= EUIMID =

Unique identifier for R-UIM or CSIM in CDMA2000

EUIMID (expanded UIMID) is a unique identifier for an R-UIM (Removable User Identity Module) or CSIM (CDMA SIM application) card in CDMA2000 cellular systems that replaces the older UIMID identifier.
There are two forms of EUIMID, known as Short Form (SF_EUIMID) and Long Form (LF_EUIMID). Both produce a 32-bit pseudo-UIMID (pUIMID) with 0x80 in the upper 8 bits and the least significant 24 bits of the SHA-1 hash of the entire SF_EUIMID or the entire ICCID EF (for LF_EUIMID) in the lower 24 bits.

The EUIMID (and UIMID) are hardware identifiers that do not change throughout the life of the card they identify. Their most important characteristic is that they are globally unique, no two R-UIM or CSIM cards should ever be given the same number. Secondly, they can identify the issuer of the code (likely a mobile phone operator in the case of LF_EUIMID, and an R-UIM or CSIM card manufacturer in the case of SF_EUIMID). The pseudo-UIMID is not unique, but can satisfy most uses of UIMID. Where this is not possible, or not desirable, another unique identifier (such as EUIMID) should be used instead or the requirement for uniqueness should be removed.

== Short Form EUIMID (SF_EUIMID) ==
The Short Form EUIMID is based on the 56-bit MEID and is allocated from the same numbering space by the current Global Hexadecimal Administrator (GHA), the TIA. This form requires new files within the R-UIM defined in 3GPP2 specification C.S0023-C v1.0 (or higher). This was published by the TIA as TIA-820-C.

The SF_EUIMID has the unique ability to override the phone’s own MEID in signaling. This is controlled by a flag inside the R-UIM stored in bit 2 of the UsgInd (Usage Indicator) elementary file (EF). This may make it easier to provision a R-UIM that is manufactured without other unique identifiers (such as MIN or IMSI). The tradeoff is that the phone hardware cannot be easily identified.
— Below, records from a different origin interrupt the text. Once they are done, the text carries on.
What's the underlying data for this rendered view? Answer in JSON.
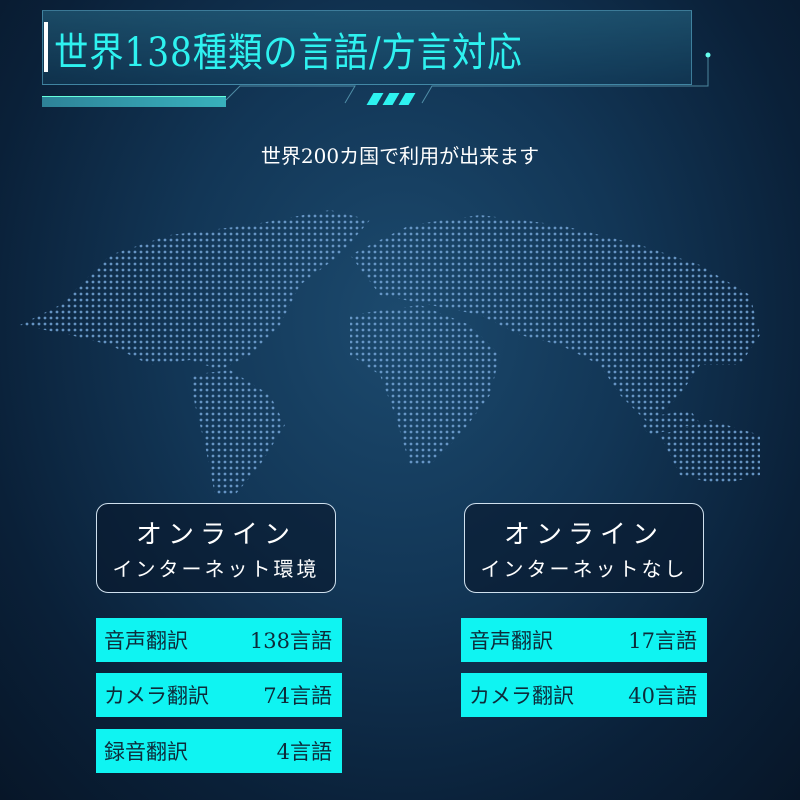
{
  "header": {
    "title": "世界138種類の言語/方言対応",
    "subtitle": "世界200カ国で利用が出来ます"
  },
  "colors": {
    "accent": "#0ff4f2",
    "background": "#123656"
  },
  "modes": [
    {
      "line1": "オンライン",
      "line2": "インターネット環境",
      "rows": [
        {
          "label": "音声翻訳",
          "value": "138言語"
        },
        {
          "label": "カメラ翻訳",
          "value": "74言語"
        },
        {
          "label": "録音翻訳",
          "value": "4言語"
        }
      ]
    },
    {
      "line1": "オンライン",
      "line2": "インターネットなし",
      "rows": [
        {
          "label": "音声翻訳",
          "value": "17言語"
        },
        {
          "label": "カメラ翻訳",
          "value": "40言語"
        }
      ]
    }
  ]
}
This tradeoff was removed in 2008 by the ability to specify MEID or EUIMID in OTASP signaling and in 2009 by the addition of these options to the CDMA air interface StatusRequest message. The term MEID_ME is used to distinguish the hardware identity of the phone from the MEID protocol element that may be the EUIMID.

== Long Form EUIMID (LF_EUIMID) ==
The Long Form EUIMID is the ICCID that has been present in many generations of smart cards, including the SIM cards for GSM. This is composed of up to 18 BCD digits -- up to 72 bits. The storage allocated for the ICCID is, however, 80 bits, so it is recommended that the Luhn check digit be included plus a padding digit (0xf). Importantly, it is recommended in Version 2.0 of C.S0023-C that the pseudo-UIMID is generated from all 80 stored bits.

The LF_EUIMID first became externally accessible in 2008 with OTASP specification C.S0066-0 v2.0. In 2009, the CDMA air interface was also upgraded to the so-called 'Release E' which allows the transmission of all available identifiers in the StatusRequest message. If an R-UIM or CSIM with Expanded UIMID is inserted in a phone the identifier that is usually transmitted as the ESN protocol element over the radio interface is the 32-bit pseudo-UIMID.